道乃漫は視線を戻すと、ある考えが浮かんだ。
その時、社内メールに通知が届き、道乃漫がそれを開くと、全社員向けの通達だった。
警告書を受け取った者は全て、全社員向けのグループメールで通達されることになっていた。
今回の通達は、誰もが息を飲むほどのものだった。
社長秘書室全体で、葉月香音が一人で二通の警告書を受け取り、他の者は一通ずつ、大澤依乃も一通だった。
それだけではなく、リストの各名前の後ろには、警告書を受け取った理由も添付されていた。
秘書室のメンバーは、社長の命令を無視し、勝手に人を社長室に入れたためだった。
葉月香音は最も重大で、部外者と共謀して社内の同僚をいじめたとされていた。
今年中にもう一通警告書を受け取れば、葉月香音は解雇されることになる。
一方、大澤依乃は上下関係を無視し、勝手に社長に近づこうとし、社長と親しいと思い込んでいた。
メールを見ながら、大澤依乃は誰かに強く平手打ちされたかのように、頬が火照るように痛んだ。
彼女は神崎卓礼が単なる言葉だけでなく、本当に警告書を出し、さらに全社員に通達するとは思っていなかった。
全社員の前で彼女の面子を丸潰しにしたのだ。
大澤依乃は歯ぎしりしながら、目に熱いものを感じ、怒りに赤く染まった目で道乃漫を見つめた。
全て道乃漫のせいだ、絶対に許さない、覚えておけ!
葉月星はメールを閉じ、信じられない様子でオフィスを飛び出し、葉月香音を探しに行った。

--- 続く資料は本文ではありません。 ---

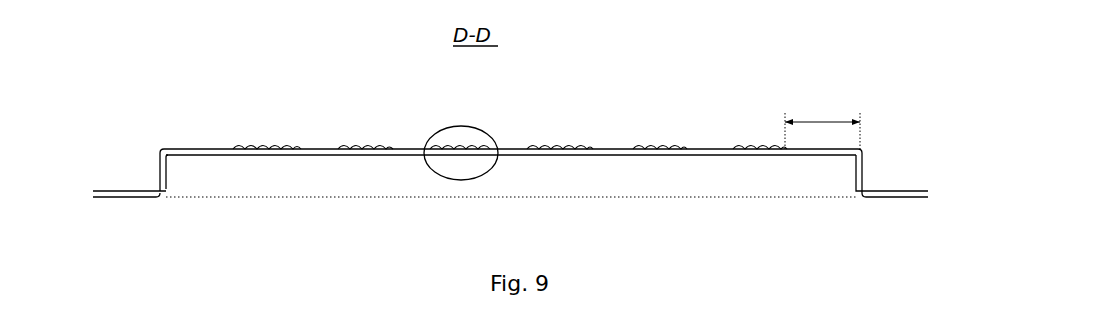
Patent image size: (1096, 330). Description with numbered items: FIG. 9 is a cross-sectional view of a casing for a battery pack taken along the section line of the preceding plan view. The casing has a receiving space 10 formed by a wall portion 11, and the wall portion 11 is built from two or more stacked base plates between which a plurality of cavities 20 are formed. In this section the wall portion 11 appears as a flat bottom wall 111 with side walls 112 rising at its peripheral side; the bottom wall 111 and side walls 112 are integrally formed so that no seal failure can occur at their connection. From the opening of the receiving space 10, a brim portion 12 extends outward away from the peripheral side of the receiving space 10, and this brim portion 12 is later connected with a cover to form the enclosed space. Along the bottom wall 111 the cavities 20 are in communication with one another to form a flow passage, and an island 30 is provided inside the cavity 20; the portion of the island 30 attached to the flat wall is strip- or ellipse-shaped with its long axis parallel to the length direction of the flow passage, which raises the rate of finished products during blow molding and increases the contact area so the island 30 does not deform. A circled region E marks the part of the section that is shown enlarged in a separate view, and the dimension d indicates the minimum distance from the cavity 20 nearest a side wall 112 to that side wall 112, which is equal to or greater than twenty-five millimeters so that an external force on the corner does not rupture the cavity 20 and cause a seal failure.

The receiving space 10 is at (611, 161).
The wall portion 11 is at (157, 137).
The bottom wall 111 is at (222, 150).
The side walls 112 is at (160, 165).
The brim portion 12 is at (890, 196).
The cavity 20 is at (252, 150).
The island 30 is at (363, 150).
The region E is at (486, 130).
The minimum distance d is at (822, 122).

「何しに来たの?まだ私を巻き込み足りないの?」葉月香音は葉月星を見るなり腹を立てた。「あなたを助けようとしなければ、こんなことにはならなかったのに。」
矢崎芳彤は嫌悪感を込めて彼女を一瞥した。この姉妹は似たもの同士で、どちらも善人ではない。
彼女自身も警告書を一通受け取り、怒っていた。
彼女と藤井暁羽は完全に葉月香音に巻き込まれたのだ。葉月香音が大澤依乃に取り入ろうとしなければ、こんなことにはならなかった。
今日からは、葉月香音を決して楽にはさせない!
「姉さん、どうして全部私のせいにするの?」葉月星は不満そうに言った。彼女はこの責任を背負いたくなかった。